I guess you missed the news about Cruz supporting Obamatrade: http://redmillennial.com/2015/06/07/ted-cruzs-support-for-obamatrade-raises-eyebrows/
If a candidate has even taken one position that isn't 100% in line with so-called conservative dogma, well, that candidate is supposed to be dead to us conservatives.
The PERFECT conservative candidate is out there - he really is. And until we conservatives find him we will all stay home on election day - just to make our point to the GOPe.
Because THAT is what made this country great - that we only associate with those who are JUST LIKE US - all of the time.
as a Republican, getting attacked by the Slimes does buy you a lot of instant street cred.
LOL! Completely agree. The Dems don’t even need to campaign against our candidates...we do it ourselves.
I couldn’t stand Romney, but I voted for him. I think nobody can argue that letting us get another 4 years of Obama, who has used the time to cement socialism and his dictatorial form of governing, was better than getting 4 years of a mediocre RINO who would have made the usual blunders but wasn’t trying to bring down the US.

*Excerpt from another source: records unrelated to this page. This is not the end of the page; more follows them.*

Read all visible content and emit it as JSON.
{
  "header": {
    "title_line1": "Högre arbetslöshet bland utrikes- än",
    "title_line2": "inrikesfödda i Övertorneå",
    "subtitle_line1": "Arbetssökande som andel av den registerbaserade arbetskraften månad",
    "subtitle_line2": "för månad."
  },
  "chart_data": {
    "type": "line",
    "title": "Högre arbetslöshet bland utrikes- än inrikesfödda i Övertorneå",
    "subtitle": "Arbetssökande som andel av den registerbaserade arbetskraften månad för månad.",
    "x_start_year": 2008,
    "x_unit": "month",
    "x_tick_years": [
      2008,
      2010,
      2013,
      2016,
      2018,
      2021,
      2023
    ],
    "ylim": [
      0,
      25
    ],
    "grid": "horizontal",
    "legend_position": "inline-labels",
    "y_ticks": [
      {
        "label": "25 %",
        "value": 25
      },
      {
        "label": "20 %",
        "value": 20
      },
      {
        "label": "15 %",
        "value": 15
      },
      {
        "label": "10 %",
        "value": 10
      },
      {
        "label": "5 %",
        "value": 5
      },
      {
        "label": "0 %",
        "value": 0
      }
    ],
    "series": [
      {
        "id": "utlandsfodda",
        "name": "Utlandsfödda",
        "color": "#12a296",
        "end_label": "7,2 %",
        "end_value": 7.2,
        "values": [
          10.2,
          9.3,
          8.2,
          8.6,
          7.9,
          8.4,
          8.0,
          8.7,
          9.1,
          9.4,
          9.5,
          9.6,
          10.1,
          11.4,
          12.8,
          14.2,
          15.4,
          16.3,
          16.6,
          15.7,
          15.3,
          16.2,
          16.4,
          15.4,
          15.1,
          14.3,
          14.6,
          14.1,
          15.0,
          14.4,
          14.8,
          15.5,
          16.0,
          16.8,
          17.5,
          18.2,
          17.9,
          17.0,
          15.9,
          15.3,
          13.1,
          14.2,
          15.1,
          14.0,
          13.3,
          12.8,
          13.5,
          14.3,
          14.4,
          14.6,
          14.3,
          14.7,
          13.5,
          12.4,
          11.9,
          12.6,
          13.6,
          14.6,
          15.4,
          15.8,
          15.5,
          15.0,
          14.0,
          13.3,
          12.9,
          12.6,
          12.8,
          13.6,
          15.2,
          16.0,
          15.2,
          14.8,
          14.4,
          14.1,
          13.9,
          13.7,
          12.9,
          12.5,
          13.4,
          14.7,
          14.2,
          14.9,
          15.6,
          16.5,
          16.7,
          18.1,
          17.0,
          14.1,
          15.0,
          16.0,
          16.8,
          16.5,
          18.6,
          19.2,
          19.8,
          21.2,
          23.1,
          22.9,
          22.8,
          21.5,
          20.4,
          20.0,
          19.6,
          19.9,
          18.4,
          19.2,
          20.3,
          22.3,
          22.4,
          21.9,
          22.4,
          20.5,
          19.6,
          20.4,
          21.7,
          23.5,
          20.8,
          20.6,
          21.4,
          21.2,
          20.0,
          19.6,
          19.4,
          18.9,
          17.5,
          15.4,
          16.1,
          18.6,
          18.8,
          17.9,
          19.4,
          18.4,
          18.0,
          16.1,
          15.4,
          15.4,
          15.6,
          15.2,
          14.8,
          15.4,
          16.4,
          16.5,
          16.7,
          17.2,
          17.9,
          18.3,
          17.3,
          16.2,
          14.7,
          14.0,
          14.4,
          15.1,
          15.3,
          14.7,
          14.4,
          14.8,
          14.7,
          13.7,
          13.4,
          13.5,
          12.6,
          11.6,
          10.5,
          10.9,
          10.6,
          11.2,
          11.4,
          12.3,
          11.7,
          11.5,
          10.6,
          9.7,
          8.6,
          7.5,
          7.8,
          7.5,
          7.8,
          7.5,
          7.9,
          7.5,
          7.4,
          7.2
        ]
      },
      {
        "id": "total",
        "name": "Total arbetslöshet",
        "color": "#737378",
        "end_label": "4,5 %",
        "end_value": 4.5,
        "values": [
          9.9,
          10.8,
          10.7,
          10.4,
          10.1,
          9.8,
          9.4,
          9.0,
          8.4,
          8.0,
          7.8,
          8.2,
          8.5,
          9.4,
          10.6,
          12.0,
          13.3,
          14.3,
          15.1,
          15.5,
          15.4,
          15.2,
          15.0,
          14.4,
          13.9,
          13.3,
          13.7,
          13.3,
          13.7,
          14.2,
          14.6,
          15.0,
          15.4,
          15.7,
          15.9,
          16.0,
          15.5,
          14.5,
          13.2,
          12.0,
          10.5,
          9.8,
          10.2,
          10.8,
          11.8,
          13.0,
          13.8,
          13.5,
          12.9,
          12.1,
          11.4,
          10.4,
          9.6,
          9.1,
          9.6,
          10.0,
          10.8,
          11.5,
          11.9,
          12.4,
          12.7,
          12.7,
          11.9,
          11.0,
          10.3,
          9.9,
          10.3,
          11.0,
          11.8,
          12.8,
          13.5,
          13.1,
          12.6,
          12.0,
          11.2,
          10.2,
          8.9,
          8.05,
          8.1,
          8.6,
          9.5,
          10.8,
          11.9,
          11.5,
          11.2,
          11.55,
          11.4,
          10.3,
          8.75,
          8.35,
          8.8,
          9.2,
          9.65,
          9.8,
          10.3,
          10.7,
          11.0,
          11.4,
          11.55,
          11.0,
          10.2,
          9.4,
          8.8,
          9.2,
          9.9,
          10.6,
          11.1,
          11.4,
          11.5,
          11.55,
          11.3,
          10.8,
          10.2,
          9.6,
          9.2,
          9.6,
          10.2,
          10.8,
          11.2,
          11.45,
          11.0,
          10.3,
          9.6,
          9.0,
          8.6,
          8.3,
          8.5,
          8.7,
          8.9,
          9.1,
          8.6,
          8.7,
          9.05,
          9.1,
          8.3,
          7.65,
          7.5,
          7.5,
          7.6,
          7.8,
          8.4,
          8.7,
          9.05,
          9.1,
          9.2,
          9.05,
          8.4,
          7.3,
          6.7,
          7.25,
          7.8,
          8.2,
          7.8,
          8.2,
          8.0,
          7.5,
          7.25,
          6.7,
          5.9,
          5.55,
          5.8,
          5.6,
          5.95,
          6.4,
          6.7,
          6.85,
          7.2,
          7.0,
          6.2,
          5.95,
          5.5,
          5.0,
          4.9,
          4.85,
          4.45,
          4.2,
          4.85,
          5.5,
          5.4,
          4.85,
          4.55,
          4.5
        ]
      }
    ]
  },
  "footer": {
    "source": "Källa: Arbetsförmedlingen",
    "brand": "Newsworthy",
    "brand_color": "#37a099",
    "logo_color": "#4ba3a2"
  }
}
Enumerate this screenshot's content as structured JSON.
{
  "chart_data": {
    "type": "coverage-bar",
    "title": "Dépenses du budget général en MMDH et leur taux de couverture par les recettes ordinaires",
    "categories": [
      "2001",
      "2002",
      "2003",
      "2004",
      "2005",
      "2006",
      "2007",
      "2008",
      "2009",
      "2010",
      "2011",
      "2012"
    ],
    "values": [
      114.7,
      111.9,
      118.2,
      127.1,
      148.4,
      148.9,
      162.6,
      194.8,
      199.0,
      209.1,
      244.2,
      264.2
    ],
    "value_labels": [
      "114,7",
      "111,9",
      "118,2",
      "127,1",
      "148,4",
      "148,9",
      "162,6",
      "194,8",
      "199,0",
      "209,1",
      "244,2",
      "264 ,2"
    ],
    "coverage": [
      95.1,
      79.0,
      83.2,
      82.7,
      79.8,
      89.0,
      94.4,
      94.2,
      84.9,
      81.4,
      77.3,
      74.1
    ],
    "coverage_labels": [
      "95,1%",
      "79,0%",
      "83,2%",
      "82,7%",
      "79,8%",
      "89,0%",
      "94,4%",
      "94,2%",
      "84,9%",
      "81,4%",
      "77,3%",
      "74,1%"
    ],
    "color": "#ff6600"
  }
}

Perfection - as defined by whom? - just isn’t out there. In fact if small but shrill groups hadn’t been tearing apart the primary candidates the last time around, we might have gotten a better presidential candidate and Obama would long ago have been in the trash bin of history.
Tooooooooooooooooo many mehhiccaans, Mr. Ruuuuuuuuuubeeeooo.
I said it a few days ago. This has helped Rubio and he should thank the times for their “hit piece”
I will vote for the GOP candidate. That being said I still feel dirty voting for McCain
We are not looking for the perfect conservative candidate. We are look for a conservative candidate. Having an "R" after your name and saying you are "severely conservative" does not make you conservative.
I know that Cruz is a conservative. I think that Paul is conservative on most of the issues that are important at this time in history. I am not real sure what to think about Rubio, Walker, Jindal and Fiorina. I know for a fact that Bush, Kasich, Graham, Trump, Christie are not conservatives.
I only vote for conservatives.
I agreed. This is the strongest field of candidates I've seen in a long time. There's at least 5 names I'd happily vote for next November and Rubio is one of them.
Didn’t miss the news, following it. Focused on “boots on the ground” Florida events and national press releases about Ted Cruz’s successes in Florida. How about you ? Working hard for your candidate, or just sniping away as a first class Keyboard Commando ? Best regards .... WWW.TedCruzFloridaVictory.org ....
McCain was such an embarrassment. I worked the phones for the GOP in my district, and believe me, it wasn’t easy. Many people were inclined to vote for him after Palin was selected as VP, but obviously not enough.
And the state organization here was horrible. This is something most people don’t consider, but the people (usual total hacks) who get selected to go to party HQ and manage things, ranging from campaigns to candidates, have a lot of influence and can (a) make sure a bad candidate is selected and (b) run a lousy campaign.
I wish some more conservative people would get into their state or even county party offices, because that would make a change.